Se plaignant de ne pas être en possession du certificat d’immatriculation du véhicule, L’EARL [Y] a, par courrier en date du 6 décembre 2024 et par l’intermédiaire de sa compagnie d’assurance, protection juridique, sollicité l’annulation de la vente et proposé un règlement amiable du litige.
Par acte de commissaire de justice en date du 7 mars 2025, monsieur [E] [Y] a assigné la SASU STC devant le tribunal judiciaire de CAMBRAI aux fins de résolution de la vente du véhicule.
L’affaire a été appelée à l’audience du 16 avril 2025 et a fait l’objet de plusieurs renvois pour permettre au défendeur de présenter son argumention.
L’ordonnance de clôture a été rendue le 1er octobre 2025.
L’audience de plaidoiries s’est tenue le 11 décembre 2025.
Le dossier de plaidoiries du conseil de la SASU STC n’a pas été déposé malgré plusieurs relances notamment par courriel en date du 31 décembre 2025.

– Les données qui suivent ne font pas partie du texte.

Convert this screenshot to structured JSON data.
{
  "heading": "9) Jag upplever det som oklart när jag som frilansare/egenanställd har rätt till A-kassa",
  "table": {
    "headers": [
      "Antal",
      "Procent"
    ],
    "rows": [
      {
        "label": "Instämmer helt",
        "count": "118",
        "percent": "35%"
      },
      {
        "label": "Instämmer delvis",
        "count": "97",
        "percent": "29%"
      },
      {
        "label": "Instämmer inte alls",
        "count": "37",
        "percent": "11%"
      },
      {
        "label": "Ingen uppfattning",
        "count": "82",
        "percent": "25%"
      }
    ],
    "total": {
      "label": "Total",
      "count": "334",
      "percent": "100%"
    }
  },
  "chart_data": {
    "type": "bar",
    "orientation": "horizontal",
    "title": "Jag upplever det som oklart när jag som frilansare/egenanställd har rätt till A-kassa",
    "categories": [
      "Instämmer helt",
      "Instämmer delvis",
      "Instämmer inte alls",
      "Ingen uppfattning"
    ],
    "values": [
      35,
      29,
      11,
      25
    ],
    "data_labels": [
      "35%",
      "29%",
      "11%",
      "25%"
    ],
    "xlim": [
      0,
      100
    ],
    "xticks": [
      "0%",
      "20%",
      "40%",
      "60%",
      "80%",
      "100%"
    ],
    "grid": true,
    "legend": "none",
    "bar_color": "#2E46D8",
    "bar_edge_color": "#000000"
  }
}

La décision a été mise en délibéré au 12 février 2026.
PRETENTIONS ET MOYENS DES PARTIES
Par assignation enregistrée au greffe de la juridiction en date du 13 mars 2025, L’EARL [Y] demande au tribunal de :
— dire et juger que le véhicule vendu le 9 juin 2022 à Monsieur [E] [Y] exerçant sous la forme de l’EARL [Y] est atteint de défaut de conformité tenant l’absence de délivrance du certificat d’immatriculation du véhicule et que la SASU STC doit sa garantie à ce titre.
En conséquence,
— prononcer la résolution de la vente du véhicule LAND ROVER SPORT Mark immatriculé EC-282-LB en date du 9 juin 2022, passée entre Monsieur [E] [Y] exerçant sous la forme de l’EARL [Y] et la SASU STC,
— dire et juger que les parties se retrouveront en l’état qu’elles se trouvaient avant la vente.
En conséquence,
— condamner la SASU STC à payer à Monsieur [E] [Y] exerçant sous la forme de l’EARL [Y] la somme de 45.000 euros en remboursement du prix d’achat dudit véhicule,
— dire et juger que la SASU STC devra à ses frais reprendre possession du véhicule par tout moyen à sa convenance et ce, dans le délai d’un mois à compter de la signification de la décision et sous réserve du règlement des sommes dues,
— dire et juger qu’à défaut de reprise du véhicule par SASU STC dans le délai fixé, Monsieur [E] [Y] exerçant sous la forme de l’EARL [Y] pourra s’en débarrasser par quelque moyen qu’il estimera utile sans aucune indemnisation ni recours pour la SASU STC,
— condamner la SASU STC à payer à Monsieur [E] [Y] exerçant sous la forme de l’EARL [Y] la somme de 3.600 € au titre de l’article 700 du Code de procédure civile,
— condamner la SASU STC aux entiers dépens de l’instance en application des dispositions de l’article 696 du Code de Procédure Civile dont distraction au profit de la SCP VANHELDER BOUCHART O’BRIEN,
— dire n’y avoir lieu à écarter l’exécution provisoire de la décision à intervenir.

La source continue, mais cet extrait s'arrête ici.